Welllll, after a 60-minute phone call with our doctor we learned that our IVF cycle failed due to chromosomal abnormalities and mapped out or next steps for a second attempt with an egg retrieval. It was extremely overwhelming, disappointing, and just made me feel deeply saddened by the path we are on. Needless to say, I didn’t feel like being social or seeing any friends, so we decided to stay in and grab some food at a diner in the lobby of the hotel.

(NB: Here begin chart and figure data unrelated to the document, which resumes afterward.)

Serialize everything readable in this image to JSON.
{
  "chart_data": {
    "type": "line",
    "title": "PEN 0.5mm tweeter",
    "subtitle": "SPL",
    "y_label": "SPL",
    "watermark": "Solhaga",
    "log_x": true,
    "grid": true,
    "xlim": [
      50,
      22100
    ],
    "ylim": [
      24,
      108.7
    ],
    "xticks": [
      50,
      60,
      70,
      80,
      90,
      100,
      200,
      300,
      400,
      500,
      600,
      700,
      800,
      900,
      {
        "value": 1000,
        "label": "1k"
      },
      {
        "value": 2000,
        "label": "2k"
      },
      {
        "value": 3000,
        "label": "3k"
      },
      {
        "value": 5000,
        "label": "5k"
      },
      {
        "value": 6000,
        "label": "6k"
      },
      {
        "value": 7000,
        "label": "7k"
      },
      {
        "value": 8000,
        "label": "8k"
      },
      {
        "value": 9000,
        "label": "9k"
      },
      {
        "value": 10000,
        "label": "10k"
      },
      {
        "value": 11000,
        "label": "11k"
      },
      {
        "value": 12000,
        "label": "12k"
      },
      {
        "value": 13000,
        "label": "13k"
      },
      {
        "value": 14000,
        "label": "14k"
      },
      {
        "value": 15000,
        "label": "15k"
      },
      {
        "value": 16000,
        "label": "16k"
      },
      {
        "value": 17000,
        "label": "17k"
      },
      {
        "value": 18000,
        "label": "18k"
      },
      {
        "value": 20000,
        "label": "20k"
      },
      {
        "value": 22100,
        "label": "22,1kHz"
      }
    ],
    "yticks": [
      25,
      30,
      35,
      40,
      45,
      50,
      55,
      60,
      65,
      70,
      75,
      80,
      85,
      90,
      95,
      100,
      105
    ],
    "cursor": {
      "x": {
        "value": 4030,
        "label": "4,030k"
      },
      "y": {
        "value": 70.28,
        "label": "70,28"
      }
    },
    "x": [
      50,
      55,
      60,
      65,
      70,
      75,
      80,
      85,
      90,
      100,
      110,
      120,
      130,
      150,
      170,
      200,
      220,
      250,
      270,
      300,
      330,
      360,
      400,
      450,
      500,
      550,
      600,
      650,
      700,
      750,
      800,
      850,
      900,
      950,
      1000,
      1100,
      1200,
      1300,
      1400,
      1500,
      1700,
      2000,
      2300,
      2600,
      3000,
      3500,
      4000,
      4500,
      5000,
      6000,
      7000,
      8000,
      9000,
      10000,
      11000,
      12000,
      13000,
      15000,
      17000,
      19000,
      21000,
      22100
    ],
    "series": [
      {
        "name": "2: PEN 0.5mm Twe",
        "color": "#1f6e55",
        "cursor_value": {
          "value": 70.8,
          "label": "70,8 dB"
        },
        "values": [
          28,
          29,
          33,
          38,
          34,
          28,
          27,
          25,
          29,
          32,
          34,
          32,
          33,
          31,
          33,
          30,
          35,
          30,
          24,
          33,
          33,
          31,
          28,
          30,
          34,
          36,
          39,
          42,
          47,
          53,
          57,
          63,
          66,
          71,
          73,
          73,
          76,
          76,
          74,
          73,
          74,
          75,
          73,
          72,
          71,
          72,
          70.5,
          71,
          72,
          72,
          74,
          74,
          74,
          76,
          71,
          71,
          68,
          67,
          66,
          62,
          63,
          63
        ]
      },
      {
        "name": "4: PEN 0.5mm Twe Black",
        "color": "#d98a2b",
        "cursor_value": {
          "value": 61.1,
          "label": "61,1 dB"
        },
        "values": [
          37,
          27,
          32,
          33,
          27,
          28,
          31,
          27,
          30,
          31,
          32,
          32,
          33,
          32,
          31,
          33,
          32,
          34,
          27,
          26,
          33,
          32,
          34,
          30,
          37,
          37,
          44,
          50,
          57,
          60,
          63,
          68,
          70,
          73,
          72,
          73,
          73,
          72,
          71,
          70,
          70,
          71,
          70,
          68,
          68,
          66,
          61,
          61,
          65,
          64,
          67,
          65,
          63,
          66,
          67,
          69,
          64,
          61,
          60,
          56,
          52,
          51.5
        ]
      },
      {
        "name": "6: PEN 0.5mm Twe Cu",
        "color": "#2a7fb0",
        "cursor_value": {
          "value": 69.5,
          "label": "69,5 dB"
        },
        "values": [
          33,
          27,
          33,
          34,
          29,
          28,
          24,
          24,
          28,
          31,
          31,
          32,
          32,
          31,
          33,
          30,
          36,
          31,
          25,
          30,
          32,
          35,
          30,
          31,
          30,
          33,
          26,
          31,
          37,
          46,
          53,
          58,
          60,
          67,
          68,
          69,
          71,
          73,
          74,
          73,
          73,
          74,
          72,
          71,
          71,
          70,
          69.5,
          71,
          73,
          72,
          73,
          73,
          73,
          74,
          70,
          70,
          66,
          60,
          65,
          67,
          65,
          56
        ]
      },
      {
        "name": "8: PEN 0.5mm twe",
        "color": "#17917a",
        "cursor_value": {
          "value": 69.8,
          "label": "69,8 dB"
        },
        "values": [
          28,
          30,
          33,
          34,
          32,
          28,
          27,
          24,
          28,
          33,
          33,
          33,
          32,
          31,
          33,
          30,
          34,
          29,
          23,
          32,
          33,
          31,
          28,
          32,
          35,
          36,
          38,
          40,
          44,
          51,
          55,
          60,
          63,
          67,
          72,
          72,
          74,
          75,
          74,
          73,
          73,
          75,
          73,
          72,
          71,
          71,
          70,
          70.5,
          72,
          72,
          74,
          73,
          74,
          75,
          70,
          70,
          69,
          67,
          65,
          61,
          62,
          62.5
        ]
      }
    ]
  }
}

As we were waiting to be seated, and Vegas being Vegas, a very unique and interesting man that was blinged out from head to toe approached us and told us he was a celebrity. He had a diamond necklace the size of my face that said “ICEMAN” on it. Well, Iceman had some horrendous timing because he stood in line with us and told us how beautiful of a couple we were and how we just needed to have one baby. “Just one” he kept saying. *fucking tell me about it, I kept thinking… Luckily, Justin took over and chatted with him and eventually he went away and I just stood in the background in disbelief of the horrible timing that came with his comment.
I felt angry that we had failed. I felt devastated that we are facing another egg retrieval, more medications, more shots, and another huge investment to start a family — something that comes SO easily to other people.
I know that he had no ill intent with that comment and had no clue what we are experiencing right now, and I’ll choose to take his words in the most sincere way possible. But, this silly conversation kind of did something for me. It made me realize that my thoughts, energy, and mood around this situation are a choice. I could probably find something negative to say about every little thing someone says to me right now, but why? How is that helping me? How is that going to change our reality and the path we are on? It’s absolutely not. Is it making it any better? Easier to handle? No. fucking. way.
So, I felt the feels for a few days. Threw some pity parties, cried ALOT and did some online shopping (some of the most comforting words through our IVF have been “Your Items Have Shipped”). I think that I had to experience those emotions and feelings in order to turn over a new leaf and decide it’s time to take control back and start to choose faith over doubt on a daily basis. I finally recorded a new episode of Be Unstoppable Radio with an update on our journey and the steps we are taking next.
Thank you all for the love and support. We have received SO many kind messages and so much love. We are incredibly grateful for all of you that are praying for us and following our crazy little journey to start a family!